Data Scientist Resume
0/5 (Submit Your Rating)
Seattle, WA
SUMMARY
- 4 years of experience in Data Analysis, Machine Learning, Data mining with large datasets of Structured and Unstructured data.
- Strong skills in Machine Learning algorithms such as Linear Regression, Logistic Regression, Naive Bayes, Decision Tree, Random Forest, Support Vector Machine, K - Nearest-Neighbors, K-means Clustering, Neural networks, Ensemble Methods using Python Pandas, NumPy and scikit-learn.
- Proficient in Predictive Modeling, ANOVA, Hypothetical testing, A/B testing and advanced statistical techniques.
- Proficient at building robust Machine Learning, Deep Learning models, Convolution Neural Networks (CNN), Recurrent Neural Networks (RNN) using TensorFlow, Keras and Pytorch in Python.
- Worked on Natural Language Processing (NLP) (Topic modeling, sentiment analysis, text classification) using BOW, n-grams, NLTK, TF-IDF, Word2Vec, Doc2Vec, spacy and gensim.
- Knowledge in Cloud services such as Microsoft Azure and Amazon AWS.
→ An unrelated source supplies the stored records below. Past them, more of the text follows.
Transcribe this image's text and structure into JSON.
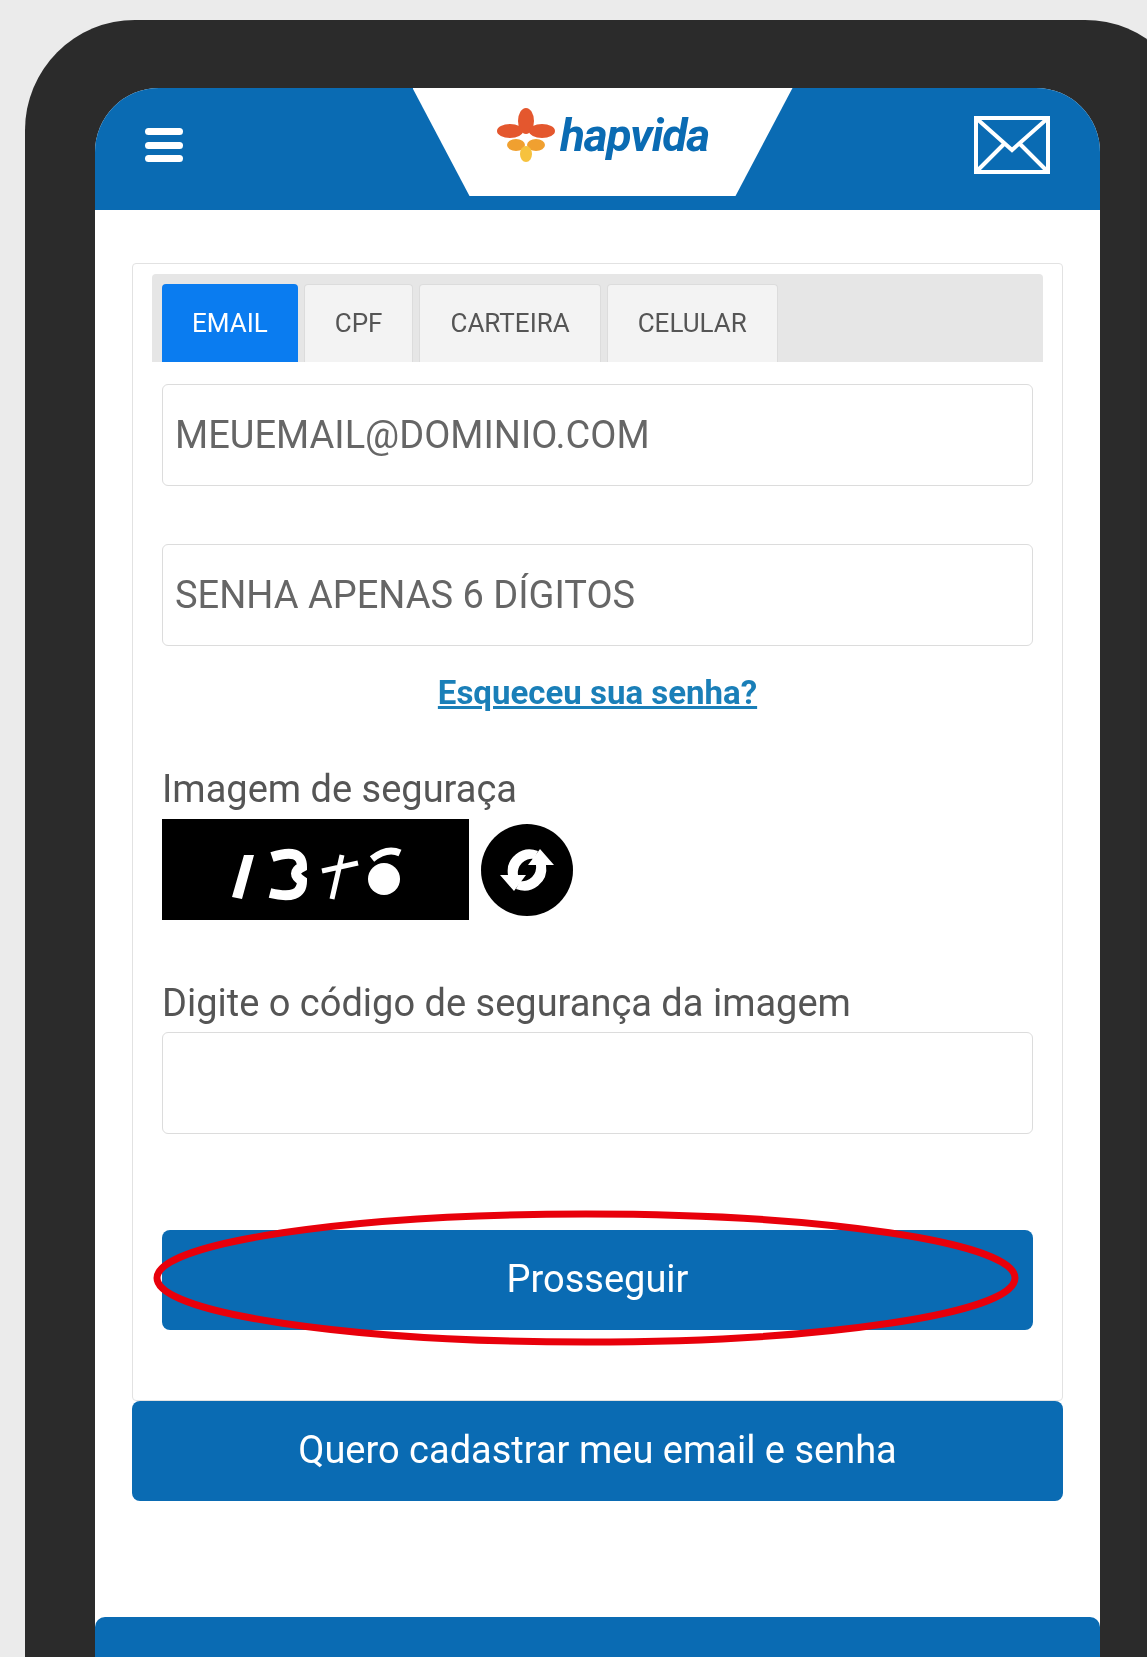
{
  "header": {
    "logo_text": "hapvida"
  },
  "tabs": [
    {
      "label": "EMAIL",
      "selected": true
    },
    {
      "label": "CPF",
      "selected": false
    },
    {
      "label": "CARTEIRA",
      "selected": false
    },
    {
      "label": "CELULAR",
      "selected": false
    }
  ],
  "login_field": {
    "placeholder": "MEUEMAIL@DOMINIO.COM"
  },
  "password_field": {
    "placeholder": "SENHA APENAS 6 DÍGITOS"
  },
  "forgot_link": "Esqueceu sua senha?",
  "captcha": {
    "label": "Imagem de seguraça",
    "kind": "picture"
  },
  "code_field": {
    "label": "Digite o código de segurança da imagem"
  },
  "submit_button": {
    "label": "Prosseguir",
    "highlighted": true
  },
  "register_button": {
    "label": "Quero cadastrar meu email e senha"
  }
}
- Adept in analyzing large datasets using Apache Spark, PySpark, Spark ML and Amazon Web Services (AWS) and knowledge in Big Data ecosystem components like Hadoop, MapReduce, Spark, Pig, Hive.
- Knowledge in SQL database servers and NoSQL Databases such as HBase, Cassandra and MongoDB.
- Worked on web scrapping tools like Scrapy and Beautiful Soup in python to extract data form websites.
- Hands on experience in python Web frameworks like Django and Flask, Bootstrap (Front-end framework).
- Experience in visualization tools like Tableau and Plotly for web apps, matplotlib and seaborn in Pandas.
- Knowledge and experience in GitHub/Git version control tools.
PROFESSIONAL EXPERIENCE
Confidential, Seattle, WA
Data Scientist
Responsibilities:
- Perform data manipulation, data preparation, normalization, and predictive modelling. Improve efficiency and accuracy by evaluating model in Python.
- Implemented, tuned and tested the models on Amazon SageMaker, Jupyter Notebooks in EC2 and Microsoft Azure with the best performing algorithm and parameters.
- Used Python and R for programming for improvement of model. Upgrade the entire models for improvement of the product.
- Worked on different data formats such as JSON, XML and performed machine learning algorithms in Python.
- Design built and deployed a set of python modelling APIs for customer analytics, which integrate multiple machine learning techniques for various user behavior prediction and support multiple marketing segmentation programs.
- Validated the machine learning classifiers using ROC Curves and Lift Charts.
- Presented Dashboards to Higher Management for more Insights using Power BI.
- Used classification techniques including Random Forest and Logistic Regression to quantify the likelihood of each user referring.
- Performed Boosting method on predicted model for the improve efficiency of the model.
- Designed and implemented end-to-end systems for Data Analytics and Automation, integrating custom, visualization tools using R, Tableau, and Power BI.
- Collaborating with the project managers and business owners to understand their organizational processes and help design the necessary reports.
Confidential, Seattle, WA
Data Scientist
Responsibilities:
- Participated in all phases of data acquisition, data cleaning, developing models, validation, and visualization using python Pandas, NumPy, Scikit-learn, R to deliver data science solutions.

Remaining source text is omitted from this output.